Home Ekonomi Ekonom INDEF Setuju BPK Ingatkan Pemerintah soal Gagal Bayar Utang

Ekonom INDEF Setuju BPK Ingatkan Pemerintah soal Gagal Bayar Utang

Jakarta, Gatra.com - Ekonom senior Institute for Development of Economics and Finance (Indef) Prof. Dr. Didik J. Rachbini setuju dengan langkah Badan Pemeriksa Keuangan (BPK) yang menyuarakan kekhawatiran terkait kemampuan Pemerintah dalam melunasi utang.

"Saya setuju BPK mengingatkan pemerintah karena tugasnya memang harus begitu. Jangan kemudian kritis malah dinafikan atau bahkan yang kritis diberangus, yang kritis seperti yang dilakukan sekarang terhadap aktivis.
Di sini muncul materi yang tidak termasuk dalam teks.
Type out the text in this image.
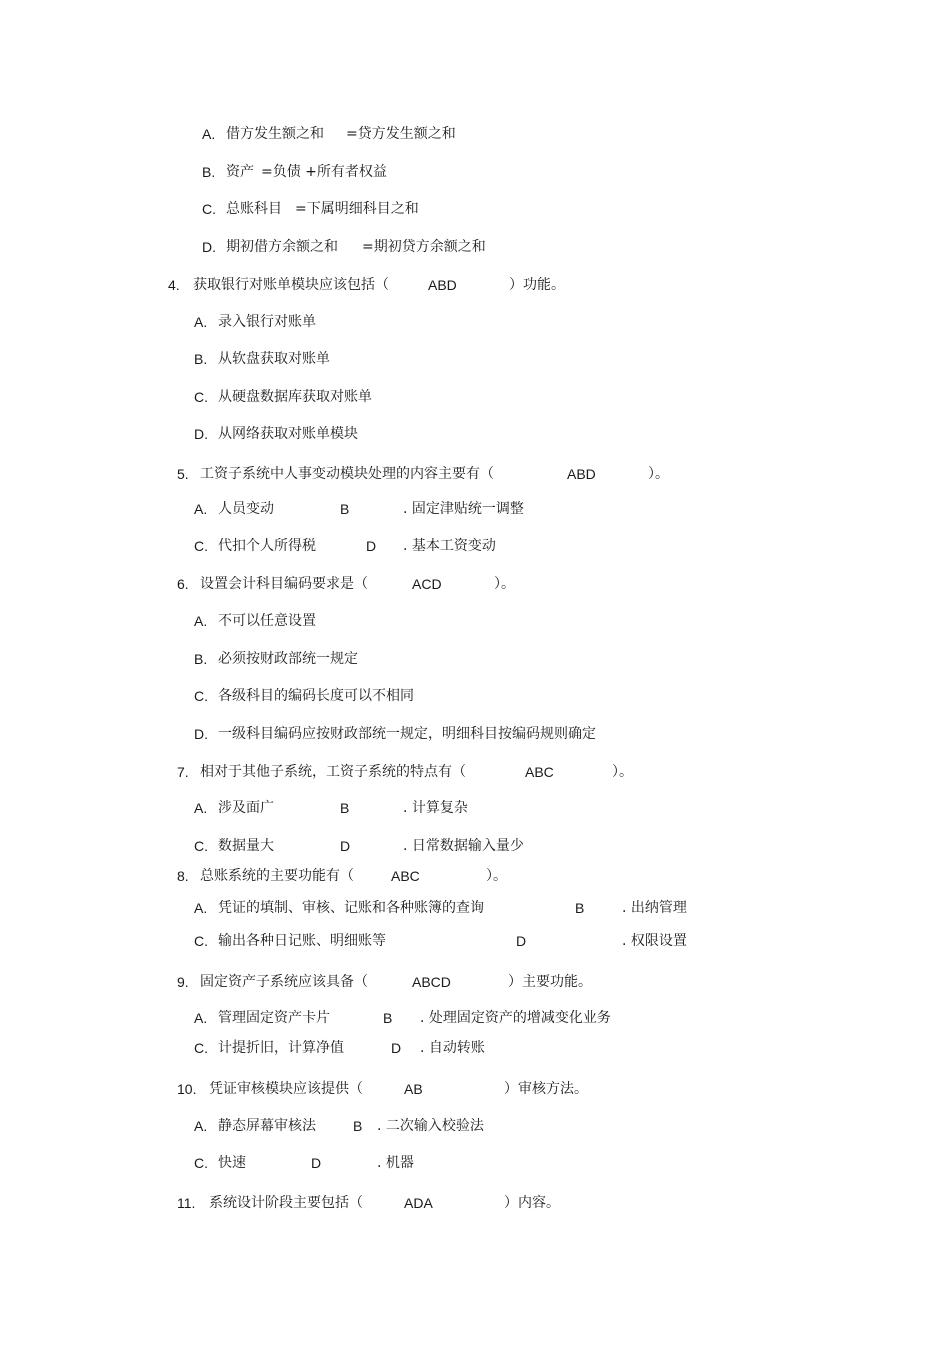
A. 借方发生额之和 =贷方发生额之和
B. 资产 =负债 +所有者权益
C. 总账科目 =下属明细科目之和
D. 期初借方余额之和 =期初贷方余额之和
4. 获取银行对账单模块应该包括（	ABD	）功能。
A. 录入银行对账单
B. 从软盘获取对账单
C. 从硬盘数据库获取对账单
D. 从网络获取对账单模块
5. 工资子系统中人事变动模块处理的内容主要有（	ABD	）。
A. 人员变动	B	. 固定津贴统一调整
C. 代扣个人所得税	D . 基本工资变动
6. 设置会计科目编码要求是（	ACD	）。
A. 不可以任意设置
B. 必须按财政部统一规定
C. 各级科目的编码长度可以不相同
D. 一级科目编码应按财政部统一规定，明细科目按编码规则确定
7. 相对于其他子系统，工资子系统的特点有（	ABC	）。
A. 涉及面广	B	. 计算复杂
C. 数据量大	D	. 日常数据输入量少
8. 总账系统的主要功能有（	ABC	）。
A. 凭证的填制、审核、记账和各种账簿的查询	B	. 出纳管理
C. 输出各种日记账、明细账等	D	. 权限设置
9. 固定资产子系统应该具备（	ABCD	）主要功能。
A. 管理固定资产卡片	B . 处理固定资产的增减变化业务
C. 计提折旧，计算净值	D . 自动转账
10. 凭证审核模块应该提供（	AB	）审核方法。
A. 静态屏幕审核法	B . 二次输入校验法
C. 快速	D	. 机器
11. 系统设计阶段主要包括（	ADA	）内容。
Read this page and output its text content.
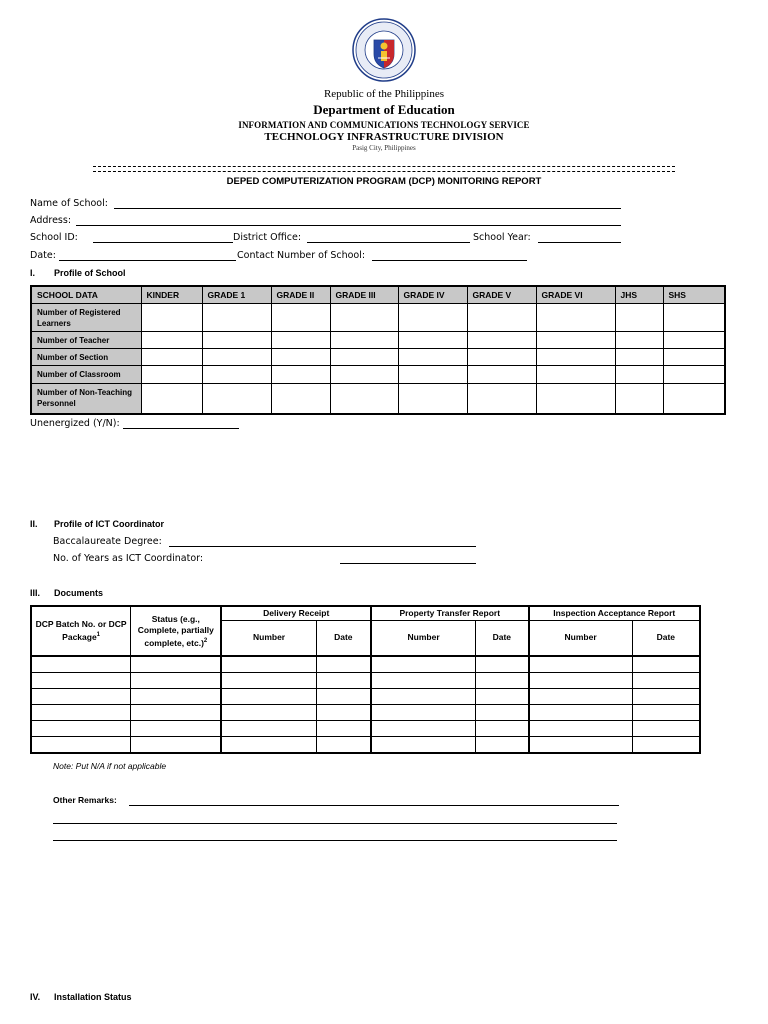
Republic of the Philippines
Department of Education
INFORMATION AND COMMUNICATIONS TECHNOLOGY SERVICE
TECHNOLOGY INFRASTRUCTURE DIVISION
Pasig City, Philippines
DEPED COMPUTERIZATION PROGRAM (DCP) MONITORING REPORT
Name of School:
Address:
School ID:	District Office:	School Year:
Date:	Contact Number of School:
I. Profile of School
SCHOOL DATA	KINDER	GRADE 1	GRADE II	GRADE III	GRADE IV	GRADE V	GRADE VI	JHS	SHS
Number of Registered Learners									
Number of Teacher									
Number of Section									
Number of Classroom									
Number of Non-Teaching Personnel									
Unenergized (Y/N):
II. Profile of ICT Coordinator
Baccalaureate Degree:
No. of Years as ICT Coordinator:
III. Documents
DCP Batch No. or DCP Package$^1$	Status (e.g., Complete, partially complete, etc.)$^2$	Delivery Receipt		Property Transfer Report		Inspection Acceptance Report	
		Number	Date	Number	Date	Number	Date

Note: Put N/A if not applicable
Other Remarks:
IV. Installation Status
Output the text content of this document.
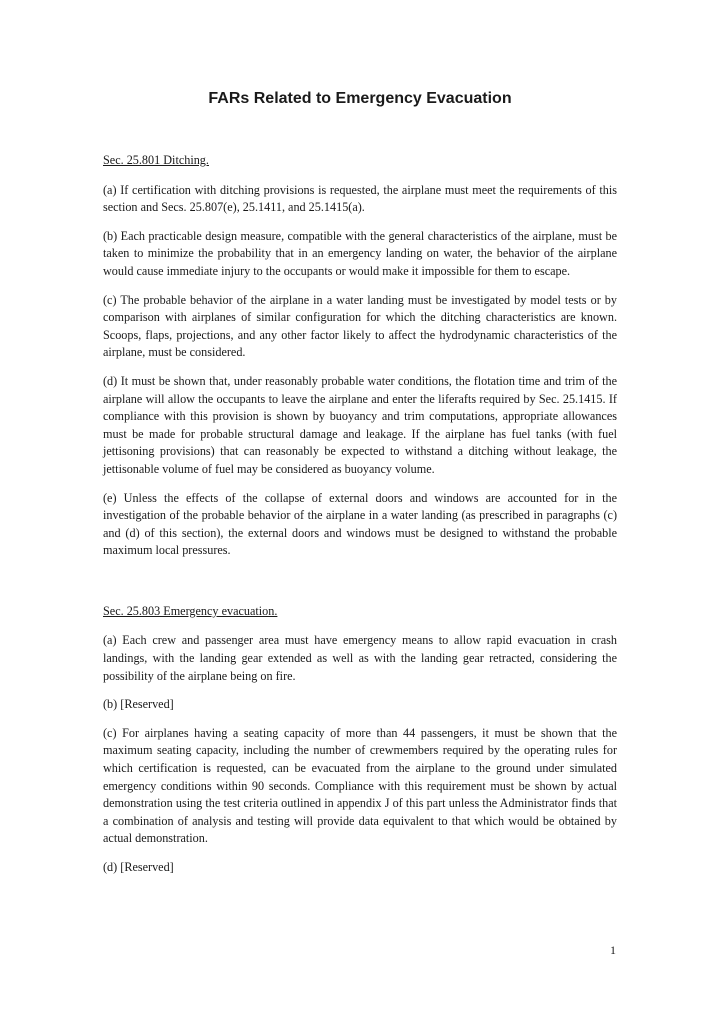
FARs Related to Emergency Evacuation

Sec. 25.801 Ditching.

(a) If certification with ditching provisions is requested, the airplane must meet the requirements of this section and Secs. 25.807(e), 25.1411, and 25.1415(a).

(b) Each practicable design measure, compatible with the general characteristics of the airplane, must be taken to minimize the probability that in an emergency landing on water, the behavior of the airplane would cause immediate injury to the occupants or would make it impossible for them to escape.

(c) The probable behavior of the airplane in a water landing must be investigated by model tests or by comparison with airplanes of similar configuration for which the ditching characteristics are known. Scoops, flaps, projections, and any other factor likely to affect the hydrodynamic characteristics of the airplane, must be considered.

(d) It must be shown that, under reasonably probable water conditions, the flotation time and trim of the airplane will allow the occupants to leave the airplane and enter the liferafts required by Sec. 25.1415. If compliance with this provision is shown by buoyancy and trim computations, appropriate allowances must be made for probable structural damage and leakage. If the airplane has fuel tanks (with fuel jettisoning provisions) that can reasonably be expected to withstand a ditching without leakage, the jettisonable volume of fuel may be considered as buoyancy volume.

(e) Unless the effects of the collapse of external doors and windows are accounted for in the investigation of the probable behavior of the airplane in a water landing (as prescribed in paragraphs (c) and (d) of this section), the external doors and windows must be designed to withstand the probable maximum local pressures.

Sec. 25.803 Emergency evacuation.

(a) Each crew and passenger area must have emergency means to allow rapid evacuation in crash landings, with the landing gear extended as well as with the landing gear retracted, considering the possibility of the airplane being on fire.

(b) [Reserved]

(c) For airplanes having a seating capacity of more than 44 passengers, it must be shown that the maximum seating capacity, including the number of crewmembers required by the operating rules for which certification is requested, can be evacuated from the airplane to the ground under simulated emergency conditions within 90 seconds. Compliance with this requirement must be shown by actual demonstration using the test criteria outlined in appendix J of this part unless the Administrator finds that a combination of analysis and testing will provide data equivalent to that which would be obtained by actual demonstration.

(d) [Reserved]

1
Tapi ada koreksi sedikit, bahwa utang yang menjadi tanggungan pemerintah bukan hanya di APBN Rp6.527 triliun, tetapi juga utang BUMN sebesar Rp2.143 triliun," jelas Didik, Kamis (24/6).

Diketahui, sebelumnya BPK menyampaikan kekhawatiranya terhadap kapasitas pemerintah untuk membayar utang. Hal itu diungkapkan BPK dalam Laporan Hasil Pemeriksaan Laporan Keuangan Pemerintah Pusat (LHP) LKPP 2020.

Didik menjelaskan bahwa total utang pemerintah pada masa Jokowi sekarang sebesar 8.670 trilyun rupiah. Di saat yang sama BUMN turut diminta dan dibebani tugas untuk pembangunan infrastruktur.

Rektor Universitas Paramadina itu memaparkan bahwa bila BUMN mengalami gagal bayar atau bangkrut harus ditanggung APBN, sehingga pada akhirnya akan menjadi bagian dari utang pemerintah. 

Didik memberikan estimasi, bahwa warisan utang Presiden Jokowi kepada presiden berikutnya bisa mencapai lebih dari Rp10 ribu triliun.

"Apa konsekwensinya jika utang yang berat ini dibiarkan? APBN akan lumpuh terkena beban utang ini dengan pembayaran bunga dan utang pokok yang sangat besar." tegas Didik.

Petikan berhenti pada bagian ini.